# if a|b and b|a, then a=b

• Jun 17th 2010, 01:00 PM
dwsmith
if a|b and b|a, then a=b
if a|b and b|a, then a=b

am=b and bn=a but how do I show a=b?
• Jun 17th 2010, 01:01 PM
Moo
a/b=m and a/b=n, then...
• Jun 17th 2010, 01:05 PM
dwsmith
Quote:

Originally Posted by Moo
a/b=m and a/b=n, then...

Shouldn't it be \frac{b}{a}=m \ \mbox{and} \ \frac{a}{b}=n but I don't see how that helps.

Does Latex not work?
• Jun 17th 2010, 01:09 PM
Ackbeet
am = b and bn = a implies a = (am)n = a(mn). What does mn have to be?
• Jun 17th 2010, 01:12 PM
dwsmith
Quote:

Originally Posted by Ackbeet
am = b and bn = a implies a = (am)n = a(mn). What does mn have to be?

An integer.
• Jun 17th 2010, 01:14 PM
Ackbeet
I think you can know more than that: a = a(mn) implies a (mn-1) = 0. Since a is not zero, mn - 1 = 0, which implies...
• Jun 17th 2010, 01:22 PM
undefined
I'm assuming a and b are positive integers? Otherwise consider

a = 2
b = -2

If a and b are positive integers, then a|b implies a \le b and b|a implies b \le a, therefore a = b.
• Jun 17th 2010, 02:20 PM
melese
Quote:

Originally Posted by dwsmith
if a|b and b|a, then a=b

am=b and bn=a but how do I show a=b?

Modifying your question: Let $\displaystyle a$ and $\displaystyle b$ be integers. If $\displaystyle a|b$ and $\displaystyle b|a$, then $\displaystyle a=\pm b$ ($\displaystyle b$ or $\displaystyle -b$).

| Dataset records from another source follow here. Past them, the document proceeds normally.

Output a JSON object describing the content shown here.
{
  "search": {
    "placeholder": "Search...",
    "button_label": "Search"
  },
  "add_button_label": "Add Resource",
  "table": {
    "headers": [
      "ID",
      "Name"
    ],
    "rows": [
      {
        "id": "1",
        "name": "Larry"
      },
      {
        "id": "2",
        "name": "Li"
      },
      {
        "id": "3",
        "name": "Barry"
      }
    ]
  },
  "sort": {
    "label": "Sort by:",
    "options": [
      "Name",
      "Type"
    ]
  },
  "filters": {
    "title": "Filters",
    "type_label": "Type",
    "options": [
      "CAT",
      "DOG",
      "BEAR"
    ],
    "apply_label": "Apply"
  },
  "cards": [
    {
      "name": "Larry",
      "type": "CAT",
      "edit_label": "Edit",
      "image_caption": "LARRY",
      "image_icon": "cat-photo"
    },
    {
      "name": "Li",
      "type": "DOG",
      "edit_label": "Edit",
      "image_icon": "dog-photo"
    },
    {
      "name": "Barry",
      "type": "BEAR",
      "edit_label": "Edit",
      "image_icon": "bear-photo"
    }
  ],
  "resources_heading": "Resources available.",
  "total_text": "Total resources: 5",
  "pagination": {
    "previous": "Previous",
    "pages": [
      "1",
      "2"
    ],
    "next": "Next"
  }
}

$\displaystyle a=bn$ and $\displaystyle b=am$, where $\displaystyle n$ and $\displaystyle m$ are integers , then substitute for $\displaystyle b$ to get $\displaystyle a=(am)n$ or $\displaystyle a=a(mn)$. Divide both sides by $\displaystyle a(\neq0)$, and so both $\displaystyle m$ and $\displaystyle n$ equal $\displaystyle 1$ or both equal $\displaystyle -1$.
• Jun 17th 2010, 02:37 PM
undefined
Hmm, I'm not sure if this will display properly, I keep getting LaTeX errors on my previews.

Another way to get melese's result above is

$\displaystyle a|b \Rightarrow |a| \le |b|$

$\displaystyle b|a \Rightarrow |b| \le |a|$

$\displaystyle |a| = |b|$

$\displaystyle a = \pm b$

Since this isn't rendering properly, here is an image I got using this site:

Attachment 17884
• Jun 19th 2010, 07:39 AM
Bruno J.
Quote:

Originally Posted by undefined
Hmm, I'm not sure if this will display properly, I keep getting LaTeX errors on my previews.

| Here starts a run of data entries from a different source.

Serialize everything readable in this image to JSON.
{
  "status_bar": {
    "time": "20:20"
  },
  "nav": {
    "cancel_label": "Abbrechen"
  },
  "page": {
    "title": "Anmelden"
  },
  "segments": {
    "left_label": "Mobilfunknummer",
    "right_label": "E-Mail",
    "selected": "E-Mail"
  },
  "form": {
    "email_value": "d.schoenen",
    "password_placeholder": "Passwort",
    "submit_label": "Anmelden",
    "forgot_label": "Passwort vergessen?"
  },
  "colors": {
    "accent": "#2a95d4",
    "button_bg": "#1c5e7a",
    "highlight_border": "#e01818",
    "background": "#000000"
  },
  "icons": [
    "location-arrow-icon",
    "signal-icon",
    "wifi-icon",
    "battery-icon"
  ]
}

Another way to get melese's result above is

$\displaystyle a|b \Rightarrow |a| \le |b|$

$\displaystyle b|a \Rightarrow |b| \le |a|$

$\displaystyle |a| = |b|$

$\displaystyle a = \pm b$

Since this isn't rendering properly, here is an image I got using this site:

Attachment 17884

This works, but it makes use of the total order on $\displaystyle \mathbb{Z}$, which you don't really need. Ackbeet's proof works if $\displaystyle \mathbb{Z}$ is replaced by the polynomial ring $\displaystyle \mathbb{Z}[x]$, for instance.